MPs will vote on it on Wednesday. Opposition leader Keir Starmer described it as "thin" but said Labour would vote for the deal to avoid a no-deal Brexit. 

The deal means trade can continue tariff-free, though will mean more paper work and checks for businesses.

Describing the deal as “historic”, Tees Valley Mayor Ben Houchen said: “While we await the detail of the deal agreed between the UK and the EU, it looks like the Prime Minister has secured unprecedented access to European markets that will allow the UK to continue to trade freely with the EU, while delivering on the referendum pledge to regain control of our money, our laws and our borders. 

“The UK can now look outwards once again as a truly global trading nation, freed from the shackles of the EU’s inward looking, anti-free trade policies.”

Saying he was “mightily relieved”, Andy McDonald, MP  for Middlesbrough, said: “There is an enormous sense of relief that the negotiations have concluded but many will feel a sense of sadness and loss. This has been an extremely difficult journey for the UK and for the EU. 

“Public opinion, families and communities have been bitterly divided over Brexit, but that is behind us now and there is now an opportunity for us to unite and move forward together to forge a better and fairer country. 

“The North-East exports more to the EU than any other region, so continuing to have no tariffs on goods and materials coming in and no tariffs on our manufactured goods and materials going out after 31st December, was absolutely critical for hundreds of thousands of jobs in our part of the world.
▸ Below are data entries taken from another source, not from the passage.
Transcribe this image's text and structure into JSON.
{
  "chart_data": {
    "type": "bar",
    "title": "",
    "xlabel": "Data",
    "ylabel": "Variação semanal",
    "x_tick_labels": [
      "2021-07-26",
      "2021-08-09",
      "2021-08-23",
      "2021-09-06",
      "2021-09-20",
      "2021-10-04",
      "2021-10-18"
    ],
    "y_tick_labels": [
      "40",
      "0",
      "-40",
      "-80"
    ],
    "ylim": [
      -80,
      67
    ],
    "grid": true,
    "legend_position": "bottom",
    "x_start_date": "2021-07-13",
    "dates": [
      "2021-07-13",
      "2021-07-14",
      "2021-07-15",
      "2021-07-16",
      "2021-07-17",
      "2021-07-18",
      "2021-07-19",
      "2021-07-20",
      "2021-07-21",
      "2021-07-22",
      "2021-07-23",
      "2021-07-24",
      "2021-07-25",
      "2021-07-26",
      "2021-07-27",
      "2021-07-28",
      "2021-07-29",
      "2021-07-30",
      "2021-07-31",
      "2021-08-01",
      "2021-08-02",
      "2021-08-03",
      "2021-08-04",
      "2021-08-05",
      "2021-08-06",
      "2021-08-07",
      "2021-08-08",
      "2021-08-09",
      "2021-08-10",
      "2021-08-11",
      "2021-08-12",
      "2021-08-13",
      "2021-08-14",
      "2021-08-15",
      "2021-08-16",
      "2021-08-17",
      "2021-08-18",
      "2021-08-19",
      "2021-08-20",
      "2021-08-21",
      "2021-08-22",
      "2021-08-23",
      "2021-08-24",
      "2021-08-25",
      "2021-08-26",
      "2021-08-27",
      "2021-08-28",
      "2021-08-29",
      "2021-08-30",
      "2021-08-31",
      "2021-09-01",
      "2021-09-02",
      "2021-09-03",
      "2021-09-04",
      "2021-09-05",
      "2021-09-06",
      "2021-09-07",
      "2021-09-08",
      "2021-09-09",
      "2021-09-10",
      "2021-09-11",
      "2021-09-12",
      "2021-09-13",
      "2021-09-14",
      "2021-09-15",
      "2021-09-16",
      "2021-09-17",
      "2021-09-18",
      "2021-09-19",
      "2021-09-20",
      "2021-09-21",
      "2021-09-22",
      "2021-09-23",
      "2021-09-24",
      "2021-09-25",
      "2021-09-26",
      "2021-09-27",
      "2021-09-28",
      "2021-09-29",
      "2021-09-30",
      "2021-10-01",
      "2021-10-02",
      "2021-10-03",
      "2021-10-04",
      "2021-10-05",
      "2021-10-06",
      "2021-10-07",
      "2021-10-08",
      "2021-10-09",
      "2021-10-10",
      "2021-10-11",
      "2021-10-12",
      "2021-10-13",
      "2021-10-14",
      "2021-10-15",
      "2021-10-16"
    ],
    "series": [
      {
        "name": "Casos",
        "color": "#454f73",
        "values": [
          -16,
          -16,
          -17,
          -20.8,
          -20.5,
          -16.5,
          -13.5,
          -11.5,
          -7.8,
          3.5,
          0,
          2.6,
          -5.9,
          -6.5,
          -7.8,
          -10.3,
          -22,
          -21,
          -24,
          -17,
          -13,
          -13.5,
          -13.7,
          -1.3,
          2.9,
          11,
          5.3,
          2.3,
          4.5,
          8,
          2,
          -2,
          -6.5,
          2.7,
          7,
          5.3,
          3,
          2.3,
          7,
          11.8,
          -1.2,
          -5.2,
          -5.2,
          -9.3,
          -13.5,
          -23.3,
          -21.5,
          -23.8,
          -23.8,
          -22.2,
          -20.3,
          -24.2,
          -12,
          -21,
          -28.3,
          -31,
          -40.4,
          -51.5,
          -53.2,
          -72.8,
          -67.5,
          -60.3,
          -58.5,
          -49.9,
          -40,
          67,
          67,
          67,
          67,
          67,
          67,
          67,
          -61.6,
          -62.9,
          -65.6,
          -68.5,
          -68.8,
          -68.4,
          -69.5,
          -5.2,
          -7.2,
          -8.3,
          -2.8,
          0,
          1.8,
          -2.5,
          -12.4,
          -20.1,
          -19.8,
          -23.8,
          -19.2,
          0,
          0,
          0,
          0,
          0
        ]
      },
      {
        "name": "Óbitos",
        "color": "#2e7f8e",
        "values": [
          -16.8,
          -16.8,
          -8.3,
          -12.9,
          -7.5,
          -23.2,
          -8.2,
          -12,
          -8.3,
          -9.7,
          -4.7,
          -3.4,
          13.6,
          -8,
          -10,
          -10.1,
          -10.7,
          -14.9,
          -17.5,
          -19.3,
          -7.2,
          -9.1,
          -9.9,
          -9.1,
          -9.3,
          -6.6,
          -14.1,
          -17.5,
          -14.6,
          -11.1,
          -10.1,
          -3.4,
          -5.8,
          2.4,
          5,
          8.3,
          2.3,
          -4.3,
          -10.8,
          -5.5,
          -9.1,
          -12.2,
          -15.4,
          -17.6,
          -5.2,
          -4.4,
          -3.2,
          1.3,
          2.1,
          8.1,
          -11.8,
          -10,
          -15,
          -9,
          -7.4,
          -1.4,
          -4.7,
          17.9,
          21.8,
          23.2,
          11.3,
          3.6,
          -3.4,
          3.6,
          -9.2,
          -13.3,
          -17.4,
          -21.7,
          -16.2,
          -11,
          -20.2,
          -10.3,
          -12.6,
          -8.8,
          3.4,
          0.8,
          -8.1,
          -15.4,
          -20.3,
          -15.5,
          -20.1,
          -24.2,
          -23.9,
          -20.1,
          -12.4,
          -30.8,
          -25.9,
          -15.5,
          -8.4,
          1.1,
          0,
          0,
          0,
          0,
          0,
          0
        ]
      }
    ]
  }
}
That has always been my very great worry so, like all our vital industries and businesses, I am mightily relieved that we will continue to trade tariff free. "

“There will of course be other massive challenges in adapting to the new environment and the new relationship with our European friends and largest trading partner, but we now have to get on and make the best possible job of our post EU future.” 

Darlington MP Peter Gibson said: “I’m utterly delighted. Boris has once again confounded the critics who said it couldn’t be done.

“It’s fantastic that in the same year we got Brexit done, we have got a deal done and what a fantastic Christmas present for the people of Darlington to be out of Europe with a free trade deal.”